Especiales Semana

Ni fumigar ni legalizar

Las políticas represivas para eliminar los cultivos ilícitos fortalecen este negocio ilegal y avivan el conflicto. Hay que repensar de nuevo esta lucha.

7 de septiembre de 2003

A comienzos del siglo XX el periodista John Reed dijo que las guerras crucifican la verdad. Y la guerra contra las drogas, impulsada por y desde Estados Unidos (donde deja 16.000 muertos al año, muchos más que los que produce el terrorismo, entre consumidores y personas asociadas al negocio), no es la excepción. Como las políticas actuales contra el narcotráfico están inspiradas en el puritanismo, una opción ética que aboga por el perfeccionismo moral, tienen más el tinte de una cruzada que pretende eliminar la producción de todo tipo de sustancias ilícitas para de esta forma acabar con el consumo.

Este ideal y la guerra que impulsa 'crucifican' una verdad que no puede ser ocultada por más tiempo: ni el consumo ni la producción pueden acabarse. Si esto fuera posible la guerra que se libra contra las sustancias ilícitas desde 1961 habría disminuido el número de consumidores en todo el mundo. Y esto no ha ocurrido, ha sucedido todo lo contrario. Hoy existen 200 millones de consumidores de drogas. Por eso la opción más racional y realista es tratar de reducir al máximo los daños derivados del narcotráfico.

Colombia está en el corazón de esta pelea por ser el mayor productor mundial de cocaína del mundo y durante 20 años ha intentado erradicar por medio de la fumigación los cultivos ilícitos de coca. Sobre este tema tan complejo el informe hace propuestas audaces y controvertidas, que rompen con los paradigmas tradicionales sobre la relación entre conflicto y drogas (ver recuadro).

De entrada se opone a la legalización de las drogas como solución al problema por los daños sociales que acarrearía el consumo. A cambio propone que Colombia promueva un nuevo convenio internacional de lucha contra las drogas que oriente sus baterías contra los eslabones intermedios de la cadena del narcotráfico, en los que se genera el mayor valor agregado de las sustancias ilícitas. Esto supondría acabar con las fumigaciones y redoblar los esfuerzos en la interdicción aérea y marítima, que sí golpea a los capos y no aumenta el paraguas de la ilegalidad (ver recuadro). A nivel local la Policía focalizaría su fuerza en reprimir a los intermediarios (chichipatos) que compran la droga a los campesinos y asumiría las funciones que hoy tiene el Batallón Antinarcóticos del Ejército, que debería desaparecer y su pie de fuerza concentrarse en actividades de orden público y seguridad ciudadana.

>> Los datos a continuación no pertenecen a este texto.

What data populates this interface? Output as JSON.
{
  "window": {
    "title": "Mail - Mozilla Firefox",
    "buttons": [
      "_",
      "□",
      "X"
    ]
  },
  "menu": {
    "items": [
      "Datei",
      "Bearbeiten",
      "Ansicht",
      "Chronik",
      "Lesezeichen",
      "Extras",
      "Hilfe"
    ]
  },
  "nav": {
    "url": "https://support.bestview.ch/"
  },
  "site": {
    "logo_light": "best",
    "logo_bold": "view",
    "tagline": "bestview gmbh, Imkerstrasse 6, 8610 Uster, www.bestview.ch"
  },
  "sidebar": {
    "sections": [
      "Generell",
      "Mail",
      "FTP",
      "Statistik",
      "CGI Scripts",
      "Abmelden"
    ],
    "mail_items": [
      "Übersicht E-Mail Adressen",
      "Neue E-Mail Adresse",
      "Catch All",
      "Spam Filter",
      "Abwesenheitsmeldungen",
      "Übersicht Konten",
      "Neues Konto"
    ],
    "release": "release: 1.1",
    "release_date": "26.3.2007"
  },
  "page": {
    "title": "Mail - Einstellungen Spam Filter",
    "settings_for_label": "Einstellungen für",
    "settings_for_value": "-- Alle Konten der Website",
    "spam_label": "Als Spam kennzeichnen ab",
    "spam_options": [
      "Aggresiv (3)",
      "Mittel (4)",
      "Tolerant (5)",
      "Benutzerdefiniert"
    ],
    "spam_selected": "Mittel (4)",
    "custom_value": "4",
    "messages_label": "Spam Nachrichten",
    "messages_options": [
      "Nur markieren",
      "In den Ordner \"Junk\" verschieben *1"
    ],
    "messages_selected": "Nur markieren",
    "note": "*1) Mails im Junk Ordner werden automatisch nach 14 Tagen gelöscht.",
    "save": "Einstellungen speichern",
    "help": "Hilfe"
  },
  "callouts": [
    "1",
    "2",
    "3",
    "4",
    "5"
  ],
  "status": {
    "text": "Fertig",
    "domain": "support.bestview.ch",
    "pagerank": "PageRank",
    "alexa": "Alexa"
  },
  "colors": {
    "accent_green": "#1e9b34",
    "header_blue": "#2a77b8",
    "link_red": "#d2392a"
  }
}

El informe también propone que se haga un censo nacional de cultivos para discriminar a los campesinos rasos que siembran coca para sobrevivir de los dueños de cultivos industriales. Estos tienen que ser perseguidos y sus plantaciones destruidas con rigor por medios no químicos. A los primeros, en cambio, hay que ofrecerles oportunidades de erradicación manual, pagarles por hacerlo y concertar con la comunidad internacional que este servicio se convierta en pago de deuda pública.

Quienes lo deseen podrían ser reubicados dentro de la frontera agrícola y trabajarían en proyectos productivos que puedan ser comercializados a través de ventanas de mercado, que serían identificadas por un sistema de información especializado. Las comunidades que insistan en permanecer en zonas con ecosistemas frágiles y poco propicios para la agricultura productiva podrían recibir regalías ambientales por cuidar el entorno. Por último, el informe pide que la Ley de Preferencia Comercial Andina para la Erradicación de Narcóticos (Atpdea) incluya exenciones arancelarias para productos agrícolas de sustitución. Todo esto contribuiría a reconstruir el tejido social en el campo y le quitaría combustible al conflicto colombiano.